Zusammenfassend bedeutet es, dass man agil sein muss. Scrum ist eine agile Methode um Software zu entwickeln. Die Komplexitätsverringerung ist das wichtigste Rezept dafür.

 

Ursprünge von Scrum

Der Name Scrum ist ein Begriff aus dem Rugby. Auf Deutsch bedeutet Scrum „Rangeln“ oder „Gedränge“. Es die Situation im Rugby, wenn die Teams die Schulter senken, die Köpfe zusammenstecken und miteinander rangeln. Das ist der Grundbaustein von Scrum. Die Spieler bzw. die Teammitglieder werden immer wieder ihre Köpfe zusammenstecken und den nächsten Zug besprechen.

Rugby Scrum

 

Ikujiro Nonaka und Hirotaka Takeuchi greifen in ihrem 1986 erschienen Artikel „The New Product Development Game“ den Begriff Scrum auf, um einen neuartigen Produktentwicklungsprozess zu beschreiben. Basierend auf der Idee von Nonaka und Takeuchi beschrieben die Autoren Peter DeGrace und Leslie Hulet-Stahl 1991 in ihrem Buch „Wicked Problems, Righteous Soutions – A Catalogue of Modern Software Engineering Paradigms“, wie man für die Entwicklung von Software statt eines wasserfallartigen Produktentwicklungsprozesses einen „All in one“-Ansatz wählen könnte.

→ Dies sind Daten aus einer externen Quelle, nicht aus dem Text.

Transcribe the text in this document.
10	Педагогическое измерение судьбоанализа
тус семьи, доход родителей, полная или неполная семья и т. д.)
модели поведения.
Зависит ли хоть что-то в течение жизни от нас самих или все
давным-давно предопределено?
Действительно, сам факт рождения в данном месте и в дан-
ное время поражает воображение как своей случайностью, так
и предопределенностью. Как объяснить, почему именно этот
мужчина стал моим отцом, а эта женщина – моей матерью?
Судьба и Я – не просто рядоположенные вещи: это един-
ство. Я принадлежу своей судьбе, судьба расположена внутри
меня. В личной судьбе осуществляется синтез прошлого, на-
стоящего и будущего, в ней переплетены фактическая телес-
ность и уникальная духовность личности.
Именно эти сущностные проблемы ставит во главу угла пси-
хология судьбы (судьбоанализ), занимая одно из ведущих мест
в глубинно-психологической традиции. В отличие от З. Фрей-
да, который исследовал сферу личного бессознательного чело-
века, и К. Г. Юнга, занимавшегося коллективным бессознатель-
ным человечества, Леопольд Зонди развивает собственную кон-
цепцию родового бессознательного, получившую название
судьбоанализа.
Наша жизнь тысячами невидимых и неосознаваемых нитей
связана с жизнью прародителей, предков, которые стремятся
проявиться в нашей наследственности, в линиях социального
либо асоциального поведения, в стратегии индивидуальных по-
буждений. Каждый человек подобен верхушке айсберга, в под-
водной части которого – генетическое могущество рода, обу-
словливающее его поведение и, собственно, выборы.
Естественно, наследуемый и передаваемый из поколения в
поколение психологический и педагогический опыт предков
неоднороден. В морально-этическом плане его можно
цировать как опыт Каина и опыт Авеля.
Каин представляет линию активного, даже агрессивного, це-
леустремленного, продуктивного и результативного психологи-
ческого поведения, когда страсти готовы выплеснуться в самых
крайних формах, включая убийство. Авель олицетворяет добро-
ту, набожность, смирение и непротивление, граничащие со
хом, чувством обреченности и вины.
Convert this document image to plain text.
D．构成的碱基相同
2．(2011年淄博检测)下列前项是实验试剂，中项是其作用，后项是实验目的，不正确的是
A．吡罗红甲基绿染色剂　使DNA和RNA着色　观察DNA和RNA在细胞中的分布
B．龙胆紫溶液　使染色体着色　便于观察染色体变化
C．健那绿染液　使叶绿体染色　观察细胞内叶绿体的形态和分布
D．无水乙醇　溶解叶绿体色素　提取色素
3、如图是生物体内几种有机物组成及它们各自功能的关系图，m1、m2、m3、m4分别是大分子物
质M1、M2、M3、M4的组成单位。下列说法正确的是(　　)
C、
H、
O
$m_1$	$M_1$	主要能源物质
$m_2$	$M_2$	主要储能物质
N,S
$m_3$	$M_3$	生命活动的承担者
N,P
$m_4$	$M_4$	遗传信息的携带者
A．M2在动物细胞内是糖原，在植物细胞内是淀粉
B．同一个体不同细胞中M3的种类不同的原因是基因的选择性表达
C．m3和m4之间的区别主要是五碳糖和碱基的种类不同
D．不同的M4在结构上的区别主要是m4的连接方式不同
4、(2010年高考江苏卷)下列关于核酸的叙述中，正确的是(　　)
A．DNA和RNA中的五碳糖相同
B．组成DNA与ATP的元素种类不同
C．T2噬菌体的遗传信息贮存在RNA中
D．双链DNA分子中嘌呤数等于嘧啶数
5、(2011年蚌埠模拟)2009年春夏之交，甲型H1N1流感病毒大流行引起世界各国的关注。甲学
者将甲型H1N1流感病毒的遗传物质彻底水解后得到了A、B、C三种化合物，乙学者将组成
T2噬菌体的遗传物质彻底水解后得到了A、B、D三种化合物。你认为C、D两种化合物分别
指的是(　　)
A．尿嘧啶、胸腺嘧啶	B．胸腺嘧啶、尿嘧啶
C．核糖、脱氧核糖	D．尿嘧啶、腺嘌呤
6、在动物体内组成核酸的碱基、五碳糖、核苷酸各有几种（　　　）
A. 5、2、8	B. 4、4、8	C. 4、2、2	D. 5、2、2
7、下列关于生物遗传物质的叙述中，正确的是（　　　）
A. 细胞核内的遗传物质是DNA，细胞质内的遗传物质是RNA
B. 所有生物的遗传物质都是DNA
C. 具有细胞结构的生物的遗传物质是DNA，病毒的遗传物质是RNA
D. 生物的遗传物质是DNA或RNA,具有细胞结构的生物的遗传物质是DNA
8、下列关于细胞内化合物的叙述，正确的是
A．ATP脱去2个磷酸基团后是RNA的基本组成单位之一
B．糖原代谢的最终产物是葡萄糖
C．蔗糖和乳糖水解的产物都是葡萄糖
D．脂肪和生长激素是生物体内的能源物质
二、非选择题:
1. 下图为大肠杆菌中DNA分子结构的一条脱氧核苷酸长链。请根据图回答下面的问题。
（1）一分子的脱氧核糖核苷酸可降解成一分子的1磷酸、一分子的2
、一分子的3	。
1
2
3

Namen wie Projektleiter, Teamleiter und Chef-Architekt gibt es bei Scrum nicht mehr. Diese Begriffe kommen bei Scrum bewusst nicht mehr vor, um dem Management zu signalisieren, das etwas Neues kommt.

 

Prinzipien agiler Softwareentwicklung

Im Folgenden werden die vier Prinzipien der agilen Softwareentwicklung erläutert, die die Grundlage von Scrum bilden:

Prozess und Werkzeuge vs. Menschen und Interaktion
Es ist wichtig einen Prozess und Werkzeuge zu haben, aber letztendlich kommt es auf die Menschen an, die diese Werkzeuge und Prozesse nutzen. Es ist also wichtiger, dass die Menschen gut miteinander agieren.

Umfassende Dokumentation vs. funktionierende Software
Software-Projekte müssen natürlich dokumentiert werden. Die Anforderungen müssen im Vorfeld dokumentiert werden und die Software-Architektur muss dokumentiert werden. Funktionierte Software ist aber wichtiger als eine vollständige Dokumentation, da der Kunden kein Stapel voller Papier bestellt hat, sondern eine Software.

Verträge vs. vertrauensvolle Zusammenarbeit
Es werden natürlich Verträge mit den Details benötigt. Aber wäre es nicht noch schöner, wenn man den Vertrag nicht bräuchte, weil wir vor Gericht stehen, sondern ein Software-Projekt vor einen Gerichttermin schon fertig hätten.

Festhalten am Ursprungsplan vs. Umgang mit neuen Erkenntnissen und Änderungen
Es ist gut, wenn man ein Plan hat. Aber man sollte nicht blind auf den Ursprungsplan festhalten. Falls neue Erkenntnisse oder Änderungen gewonnen werden, sollte der Ursprungsplan änderbar sein.